Rarely have we enjoyed an educational experience that had as powerful an emotional component to it as we did today at the Headrick Chapel in Wears Valley. The Chapel was built in 1902 on property which was given for use by four different Christian denominations: Primitive Baptist, Missionary Baptist, M.E. Church, and the M.E. Church South. Our attendance at the Headrick Chapel Singing was our third exposure to Old Harp Singing in two weeks, and it will leave a lasting impression.
Less than two weeks ago, we were introduced to Old Harp singing by Park Ranger Tom Harrington at the Primitive Baptist Church in Cades Cove. Six days ago, we met Robin Goddard, Nancy, Nan, Otis, Earl, and others during the Fourth Monday Singing at the Broadway United Methodist Church in Maryville. I’m still not sure if I have a good understanding of “shape-note” singing, but I have an excellent idea of the sound that shape-note singers produce.
In “shape-note singing,” the musical notation uses note heads in four distinct shapes (Sacred Harp singing) or seven shapes (Old Harp and Christian Harmony) to aid in sight-reading. (The term “sacred harp” refers to the human voice.) The system using shapes was developed by M. L. Swan in the mid-19th century to quickly teach people to sing.
Old Harp music is traditionally sung in a "hollow square," with each voice part facing the center. Referring to the photo below, altos would sit in the three rows with the woman in the print dress, trebles would sit on the right three rows with the man in the checked shirt, bass singers would sit on the left three rows (where the man is standing), and the leads would sit in two groups of three rows each (with the woman in the beige blouse). The reason for the hollow square is to enable the singers to hear each other.
From A Guide to Old Harp, "the song leader stands in the center, beating out the rhythm and delighting in the unearthly blending of sound."
In an orderly sequence, any person who wants to lead the singing (the youngest leader today is shown at the left) introduces himself or herself and gives the number of the song the person wants to lead. Those assembled (and today there were over 100 people singing) first "shape" the song by singing the syllables of the shapes through once. They then sing the lyrics.
The Guide best describes the singing: "The singing style of Old Harp is full bore, guts on the floor singing. They leave to others the delicate phrasing, the gentle modulation of dynamics and tone. For those accustomed to the weak insipid style of congregational singing that has currency in most white dominated churches, exposure to Old Harp in full wail can be an ear-ringing experience."
No instruments accompany the singing, and if the initial pitch is too high or too low, the group stops, makes a change, and effortlessly continues.
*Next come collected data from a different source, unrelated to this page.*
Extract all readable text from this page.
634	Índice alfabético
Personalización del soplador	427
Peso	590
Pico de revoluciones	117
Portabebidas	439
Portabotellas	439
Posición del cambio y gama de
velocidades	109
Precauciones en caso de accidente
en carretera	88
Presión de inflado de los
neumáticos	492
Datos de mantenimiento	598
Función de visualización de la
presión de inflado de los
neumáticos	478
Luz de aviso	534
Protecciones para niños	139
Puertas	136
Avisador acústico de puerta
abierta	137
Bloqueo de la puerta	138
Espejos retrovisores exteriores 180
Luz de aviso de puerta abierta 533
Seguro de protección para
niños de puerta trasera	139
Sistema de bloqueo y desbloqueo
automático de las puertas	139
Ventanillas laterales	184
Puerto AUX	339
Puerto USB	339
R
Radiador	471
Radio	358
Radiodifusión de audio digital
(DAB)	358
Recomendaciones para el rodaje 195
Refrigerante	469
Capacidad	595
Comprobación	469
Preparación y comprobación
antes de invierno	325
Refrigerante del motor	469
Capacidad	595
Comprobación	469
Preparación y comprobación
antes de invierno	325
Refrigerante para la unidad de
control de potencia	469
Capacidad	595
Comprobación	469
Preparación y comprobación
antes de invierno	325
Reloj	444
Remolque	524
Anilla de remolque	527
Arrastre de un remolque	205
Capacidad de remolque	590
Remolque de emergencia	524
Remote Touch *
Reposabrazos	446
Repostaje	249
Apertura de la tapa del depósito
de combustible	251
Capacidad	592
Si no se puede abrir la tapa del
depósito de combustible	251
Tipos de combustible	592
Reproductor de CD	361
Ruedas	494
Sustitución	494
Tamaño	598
The melody line is often in the "lead" or tenor line so that male and female voices blend in all four groups (simply by changing the octave in which the line is sung).
The combination of the "full bore" singing and the wooden floors, walls, and ceiling of the small chapel create a sound that is beautiful beyond words. Standing outside the Chapel, one can almost hear the sounds of the human voices echoing off the hills that surround the valley. It was magnificent.
This experience was made even more powerful for us when we were invited to join the leader in the center of the "hollow square" for the next-to-the-last song. We understood the meaning of "delighting in the unearthly blending of sound." What an honor to be invited to share in that experience of hearing the voices in the way that only the leader hears.
The singing began at 11:00. At noon, the group broke for a potluck lunch. Kate made what many a Midwesterner would bring to a potluck lunch--three bean salad. At 1:00, the group re-assembled and sang until nearly 3:30.
Represented in the four groups of voices, were singers from Alabama, Georgia, Indiana, Kentucky, North Carolina, South Carolina, and Virginia.
Represented in the small group of listeners were two people from Pennsylvania.